Despite the fact that the travel and leisure world is suffering like never before, it makes up only one small segment of our economy. Business travel has been replaced by Zoom video conference calls. Companies are saving on travel expenses, likely offsetting COVID-19-related expenses (sanitation, social distancing, employee physical separation measures) and those that can are offering employees the option to permanently work remotely. Restaurants are another service industry suffering greatly. Even operating at 25-50% of capacity is unlikely sufficient to provide ownership a decent return on their investment. Those who worry about restaurant failures should be reminded that restaurants have always come and gone. The industry is notorious for quick successes and equally fast flameouts. Once the pandemic ends and restaurants can open, new capital will fund the best opportunities and the entrepreneurs will return. It’s what capitalists do in a free society. Meanwhile, the government will have to take care of the wait and kitchen staff who are out of work by providing ample unemployment benefits.

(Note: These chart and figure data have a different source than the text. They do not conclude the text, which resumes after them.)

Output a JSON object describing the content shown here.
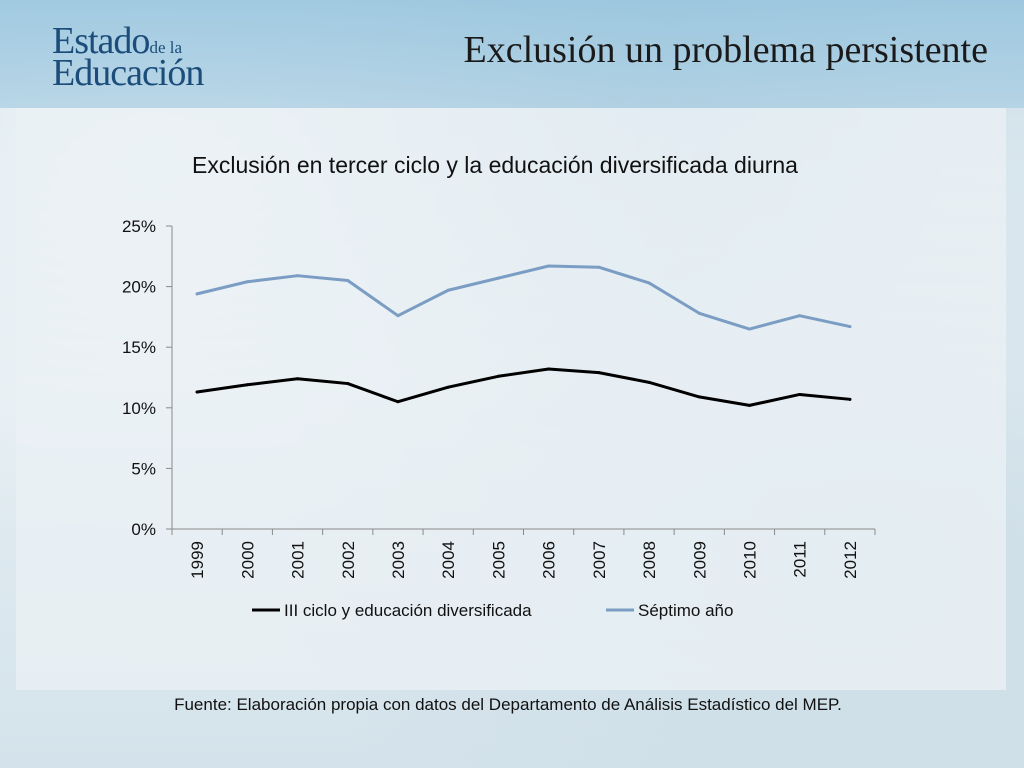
{
  "header": {
    "logo_line1": "Estado",
    "logo_small": "de la",
    "logo_line2": "Educación",
    "title": "Exclusión un problema persistente"
  },
  "chart_data": {
    "type": "line",
    "title": "Exclusión en tercer ciclo y la educación diversificada diurna",
    "categories": [
      "1999",
      "2000",
      "2001",
      "2002",
      "2003",
      "2004",
      "2005",
      "2006",
      "2007",
      "2008",
      "2009",
      "2010",
      "2011",
      "2012"
    ],
    "yticks": [
      "0%",
      "5%",
      "10%",
      "15%",
      "20%",
      "25%"
    ],
    "ylim": [
      0,
      25
    ],
    "grid": false,
    "legend": "bottom",
    "series": [
      {
        "name": "III ciclo y educación diversificada",
        "color": "#000000",
        "values": [
          11.3,
          11.9,
          12.4,
          12.0,
          10.5,
          11.7,
          12.6,
          13.2,
          12.9,
          12.1,
          10.9,
          10.2,
          11.1,
          10.7
        ]
      },
      {
        "name": "Séptimo año",
        "color": "#7b9dc3",
        "values": [
          19.4,
          20.4,
          20.9,
          20.5,
          17.6,
          19.7,
          20.7,
          21.7,
          21.6,
          20.3,
          17.8,
          16.5,
          17.6,
          16.7
        ]
      }
    ]
  },
  "source_note": "Fuente: Elaboración propia con datos del Departamento de Análisis Estadístico del MEP."
}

Look Long-term Amid Uncertainty

Investors have been inundated with quite of bit of noise on the health of the economy, the health of consumers, the likelihood and size of another stimulus package, predicting election results and the ongoing pandemic. All these factors impact corporate revenues and profits expectations. We always have conflicting in formation or conflicting interpretations of various sources of data and other information. Election polls, for example, can vary significantly, and we learned in the 2016 presidential election the polls don’t always predict the result accurately. Pollsters don’t want to be incorrect and therefore adjust (presumably) their methodologies to try to better collect and analyze their data to provide a more accurate prediction. However, the uncertainty remains and both opinion and bias impact both the interpretation and the presentation of data.

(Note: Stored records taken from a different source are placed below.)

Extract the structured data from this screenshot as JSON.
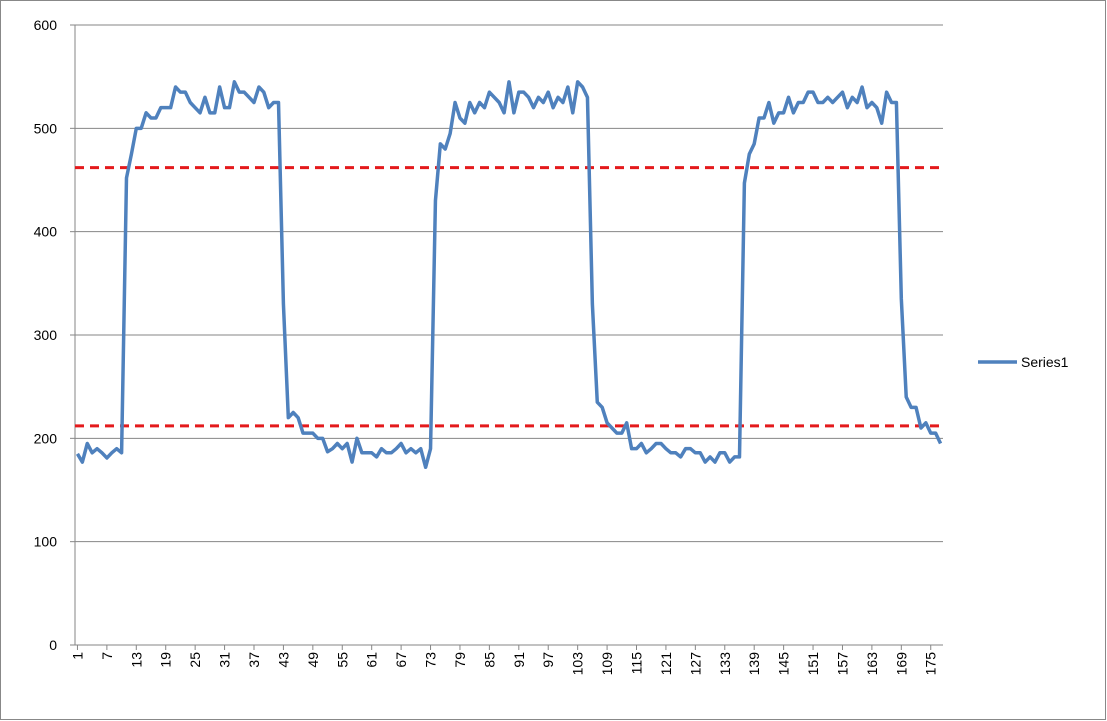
{
  "chart_data": {
    "type": "line",
    "categories": [
      1,
      null,
      null,
      null,
      null,
      null,
      7,
      null,
      null,
      null,
      null,
      null,
      13,
      null,
      null,
      null,
      null,
      null,
      19,
      null,
      null,
      null,
      null,
      null,
      25,
      null,
      null,
      null,
      null,
      null,
      31,
      null,
      null,
      null,
      null,
      null,
      37,
      null,
      null,
      null,
      null,
      null,
      43,
      null,
      null,
      null,
      null,
      null,
      49,
      null,
      null,
      null,
      null,
      null,
      55,
      null,
      null,
      null,
      null,
      null,
      61,
      null,
      null,
      null,
      null,
      null,
      67,
      null,
      null,
      null,
      null,
      null,
      73,
      null,
      null,
      null,
      null,
      null,
      79,
      null,
      null,
      null,
      null,
      null,
      85,
      null,
      null,
      null,
      null,
      null,
      91,
      null,
      null,
      null,
      null,
      null,
      97,
      null,
      null,
      null,
      null,
      null,
      103,
      null,
      null,
      null,
      null,
      null,
      109,
      null,
      null,
      null,
      null,
      null,
      115,
      null,
      null,
      null,
      null,
      null,
      121,
      null,
      null,
      null,
      null,
      null,
      127,
      null,
      null,
      null,
      null,
      null,
      133,
      null,
      null,
      null,
      null,
      null,
      139,
      null,
      null,
      null,
      null,
      null,
      145,
      null,
      null,
      null,
      null,
      null,
      151,
      null,
      null,
      null,
      null,
      null,
      157,
      null,
      null,
      null,
      null,
      null,
      163,
      null,
      null,
      null,
      null,
      null,
      169,
      null,
      null,
      null,
      null,
      null,
      175,
      null,
      null
    ],
    "series": [
      {
        "name": "Series1",
        "color": "#4f81bd",
        "values": [
          185,
          177,
          195,
          186,
          190,
          186,
          181,
          186,
          190,
          186,
          452,
          475,
          500,
          500,
          515,
          510,
          510,
          520,
          520,
          520,
          540,
          535,
          535,
          525,
          520,
          515,
          530,
          515,
          515,
          540,
          520,
          520,
          545,
          535,
          535,
          530,
          525,
          540,
          535,
          520,
          525,
          525,
          330,
          220,
          225,
          220,
          205,
          205,
          205,
          200,
          200,
          187,
          190,
          195,
          190,
          195,
          177,
          200,
          186,
          186,
          186,
          182,
          190,
          186,
          186,
          190,
          195,
          186,
          190,
          186,
          190,
          172,
          190,
          430,
          485,
          480,
          495,
          525,
          510,
          505,
          525,
          515,
          525,
          520,
          535,
          530,
          525,
          515,
          545,
          515,
          535,
          535,
          530,
          520,
          530,
          525,
          535,
          520,
          530,
          525,
          540,
          515,
          545,
          540,
          530,
          330,
          235,
          230,
          215,
          210,
          205,
          205,
          215,
          190,
          190,
          195,
          186,
          190,
          195,
          195,
          190,
          186,
          186,
          182,
          190,
          190,
          186,
          186,
          177,
          182,
          177,
          186,
          186,
          177,
          182,
          182,
          447,
          475,
          485,
          510,
          510,
          525,
          505,
          515,
          515,
          530,
          515,
          525,
          525,
          535,
          535,
          525,
          525,
          530,
          525,
          530,
          535,
          520,
          530,
          525,
          540,
          520,
          525,
          520,
          505,
          535,
          525,
          525,
          335,
          240,
          230,
          230,
          210,
          215,
          205,
          205,
          195
        ]
      }
    ],
    "ylim": [
      0,
      600
    ],
    "yticks": [
      0,
      100,
      200,
      300,
      400,
      500,
      600
    ],
    "grid": true,
    "legend": "right",
    "reference_lines": [
      {
        "value": 462,
        "color": "#e41a1c",
        "dashed": true
      },
      {
        "value": 212,
        "color": "#e41a1c",
        "dashed": true
      }
    ]
  }
}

September’s market reflects this uncertainty. Since the election has apparently been settled, the market has reacted positively. The positive pricing action most likely reflects a hopefulness for more constructive behavior by the political class and the prospects for a balanced government which will be forced to compromise rather than force its economic philosophy on the electorate. Furthermore, we know that despite the current pandemic, the economy will likely come out the other side and be pretty healthy. Long-term investors should be prepared to take advantage of post-election volatility to invest idle cash.